Lev Burchalkin

Personal information
- Full name: Lev Dmitriyevich Burchalkin
- Date of birth: 9 January 1939
- Place of birth: Leningrad, USSR
- Date of death: 7 September 2004 (aged 65)
- Place of death: St. Petersburg, Russia
- Height: 1.70 m (5 ft 7 in)
- Position: Striker

Youth career
- Bolshevik Leningrad

Senior career*
- Years: Team / Apps / (Gls)
- 1957–1972: Zenit Leningrad / 400 / (78)

International career
- 1964: USSR / 1 / (0)

Managerial career
- 1977: Zenit Leningrad (director)
- 1982–1985: Luch Vladivostok (assistant)
- 1985–1987: Victory Sports Club
- 1988–1989: Zenit Leningrad (assistant)
- 1990–1991: FC Shakhter Karagandy
- 1992: Luch Vladivostok
- 1993: FC Kosmos-Kirovets Saint Petersburg
- 1993–1994: FC Lokomotiv Saint Petersburg
- 1995: Luch Vladivostok
- 1996–1997: Zenit St.

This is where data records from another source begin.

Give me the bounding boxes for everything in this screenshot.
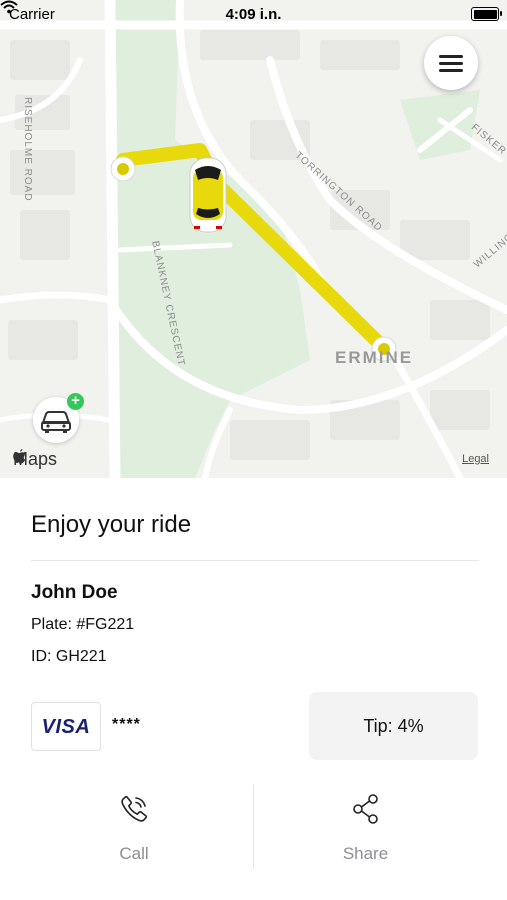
- status-bar: Carrier 4:09 i.n.: [0, 0, 507, 28]
- visa-logo: VISA: [41, 716, 91, 738]
- driver-name: John Doe: [31, 582, 118, 603]
- tip-button[interactable]: Tip: 4%: [309, 692, 478, 760]
- page-title: Enjoy your ride: [31, 511, 192, 538]
- phone-icon: [121, 795, 148, 822]
- ride-panel: Enjoy your ride John Doe Plate: #FG221 I…: [0, 478, 507, 900]
- card-number-mask: ****: [112, 716, 141, 733]
- payment-card[interactable]: VISA: [31, 702, 101, 751]
- plus-icon[interactable]: +: [67, 393, 84, 410]
- map-view[interactable]: RISEHOLME ROAD TORRINGTON ROAD BLANKNEY …: [0, 0, 507, 478]
- driver-id: ID: GH221: [31, 648, 107, 665]
- tip-label: Tip: 4%: [363, 715, 424, 736]
- call-button[interactable]: Call: [15, 788, 253, 888]
- legal-link[interactable]: Legal: [462, 453, 489, 465]
- apple-icon: [13, 449, 26, 464]
- street-label-riseholme: RISEHOLME ROAD: [22, 97, 33, 202]
- menu-button[interactable]: [424, 36, 478, 90]
- divider: [31, 560, 479, 561]
- area-label: ERMINE: [335, 348, 414, 367]
- battery-icon: [471, 7, 502, 21]
- driver-plate: Plate: #FG221: [31, 616, 135, 633]
- share-label: Share: [342, 844, 389, 863]
- share-button[interactable]: Share: [254, 788, 477, 888]
- car-marker-icon: [189, 157, 227, 233]
- share-icon: [352, 794, 378, 824]
- maps-brand: Maps: [13, 449, 57, 470]
- clock-time: 4:09 i.n.: [225, 6, 282, 23]
- call-label: Call: [119, 844, 149, 863]
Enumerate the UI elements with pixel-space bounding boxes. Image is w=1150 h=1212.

Petersburg (assistant)
- 1998–2000: FC Zenit-2 St. Petersburg
- 2001: FC Pskov-2000
- 2002: FC Zenit-2 St. Petersburg

= Lev Burchalkin =

Russian footballer

Lev Dmitriyevich Burchalkin (Лев Дмитриевич Бурчалкин) (born 9 January 1939 – died 7 September 2004) was a Soviet football player and Russian coach.

==Honours==
- Holds FC Zenit Saint Petersburg records for league appearances (400) and goals (78).

==International career==
Burchalkin played his only game for USSR on May 20, 1964, in a friendly against Uruguay.